When You Don't Get Hired & It's Not Your Fault!

Everyone understands disappointment but I don't believe anything causes a job candidate to lose confidence as much as submitting a great resume, sporting a good-looking interview outfit, holding a compelling interview, passing the drug test, learning that your references were called and then waiting... for the job offer that never comes.

Knowing you impressed a decision-maker only to wait for a call that never comes is an all-too familiar job search killer. What did you do wrong? Perhaps nothing. Where could you have done better?
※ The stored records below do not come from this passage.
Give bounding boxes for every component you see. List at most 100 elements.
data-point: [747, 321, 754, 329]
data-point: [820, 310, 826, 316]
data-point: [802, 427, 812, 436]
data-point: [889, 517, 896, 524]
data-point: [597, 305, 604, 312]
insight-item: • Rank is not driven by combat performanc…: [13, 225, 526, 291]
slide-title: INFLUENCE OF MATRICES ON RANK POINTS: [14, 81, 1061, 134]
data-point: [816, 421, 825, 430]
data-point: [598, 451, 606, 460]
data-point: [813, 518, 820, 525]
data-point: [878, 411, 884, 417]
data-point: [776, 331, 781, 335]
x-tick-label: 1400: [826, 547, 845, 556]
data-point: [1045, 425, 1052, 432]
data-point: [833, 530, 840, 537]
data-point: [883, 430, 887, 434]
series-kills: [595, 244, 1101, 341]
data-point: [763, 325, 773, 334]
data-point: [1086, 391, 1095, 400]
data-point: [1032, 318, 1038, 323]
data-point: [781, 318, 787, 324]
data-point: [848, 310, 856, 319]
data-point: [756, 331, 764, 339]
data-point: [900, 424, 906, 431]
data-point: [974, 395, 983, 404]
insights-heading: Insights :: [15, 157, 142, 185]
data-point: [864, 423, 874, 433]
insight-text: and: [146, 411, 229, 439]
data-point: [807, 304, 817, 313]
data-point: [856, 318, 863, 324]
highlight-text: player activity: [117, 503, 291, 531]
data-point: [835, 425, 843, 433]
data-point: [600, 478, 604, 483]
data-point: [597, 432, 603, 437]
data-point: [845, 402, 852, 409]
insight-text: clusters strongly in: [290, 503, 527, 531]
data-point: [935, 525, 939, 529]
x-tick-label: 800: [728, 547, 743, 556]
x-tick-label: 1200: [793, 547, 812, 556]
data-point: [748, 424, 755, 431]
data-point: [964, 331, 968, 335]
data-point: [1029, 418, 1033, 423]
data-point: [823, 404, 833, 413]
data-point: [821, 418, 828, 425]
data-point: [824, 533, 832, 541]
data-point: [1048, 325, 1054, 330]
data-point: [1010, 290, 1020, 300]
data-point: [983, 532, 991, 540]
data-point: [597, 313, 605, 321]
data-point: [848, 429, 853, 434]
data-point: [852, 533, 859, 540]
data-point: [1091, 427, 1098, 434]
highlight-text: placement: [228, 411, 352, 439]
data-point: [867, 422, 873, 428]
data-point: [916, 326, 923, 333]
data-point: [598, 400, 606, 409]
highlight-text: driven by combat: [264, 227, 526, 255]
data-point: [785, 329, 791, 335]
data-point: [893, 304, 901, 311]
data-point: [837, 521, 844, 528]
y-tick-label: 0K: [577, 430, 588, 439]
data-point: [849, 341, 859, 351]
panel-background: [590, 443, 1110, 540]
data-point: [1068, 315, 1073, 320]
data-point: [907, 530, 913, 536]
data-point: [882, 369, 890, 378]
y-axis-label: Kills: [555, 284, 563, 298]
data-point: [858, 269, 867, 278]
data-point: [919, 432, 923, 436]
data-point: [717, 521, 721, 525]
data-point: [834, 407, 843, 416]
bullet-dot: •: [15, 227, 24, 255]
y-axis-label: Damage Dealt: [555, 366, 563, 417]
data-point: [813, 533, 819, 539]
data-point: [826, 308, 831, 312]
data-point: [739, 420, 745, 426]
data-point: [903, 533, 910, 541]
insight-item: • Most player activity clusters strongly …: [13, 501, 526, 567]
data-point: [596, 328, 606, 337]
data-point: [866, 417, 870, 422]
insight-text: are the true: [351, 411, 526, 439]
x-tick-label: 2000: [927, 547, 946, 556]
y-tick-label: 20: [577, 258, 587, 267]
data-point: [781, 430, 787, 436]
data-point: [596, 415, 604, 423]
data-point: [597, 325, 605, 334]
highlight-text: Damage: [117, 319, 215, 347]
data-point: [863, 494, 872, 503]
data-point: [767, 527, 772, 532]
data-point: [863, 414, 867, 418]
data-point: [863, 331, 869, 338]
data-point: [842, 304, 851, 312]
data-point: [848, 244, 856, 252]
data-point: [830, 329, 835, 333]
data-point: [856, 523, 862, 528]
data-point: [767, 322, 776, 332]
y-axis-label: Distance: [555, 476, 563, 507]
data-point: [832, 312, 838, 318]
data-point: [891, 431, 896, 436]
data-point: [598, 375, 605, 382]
Perhaps nowhere.

If you thought you were a "sure thing" and nothing happened the following scenarios might explain why:

The hiring authority may have assumed a different position or exited the company completely and thus created a communication gap in the hiring process on a long-term or permanent basis. I have always compared this phenomenon to a breakdown of a company's "hiring nervous system" because the left hand can no longer transmit a message to the right hand. What is unfortunate is that any sensitivity to your job offer has gone numb.

The company implemented a corporate-wide hiring freeze. When companies such as Disney announce a hiring freeze headlines are made. But when smaller corporations or privately-held companies suddenly "freeze," their own employees may never be told, much less the candidate who's interview so impressed 24 hours before the announcement.

The CEO's nephew finally decided he wanted the job. While some companies have policies against hiring family members and relatives, just as many have open-door policies and are very likely to be faced with the potential inheritance of these folks due to their availability from layoffs. There is nothing a good candidate can do to outperform that nephew.

The lesson here is twofold. It may not have been your fault so don't beat yourself up! You may have been the perfect candidate in a particular hiring event but because of outside forces, you still may not get the job! If you have enough "irons in the fire" the realization that one isn't going to come through won't leave you quite so devastated and you will have other events for which to prepare. You'll also get hired sooner!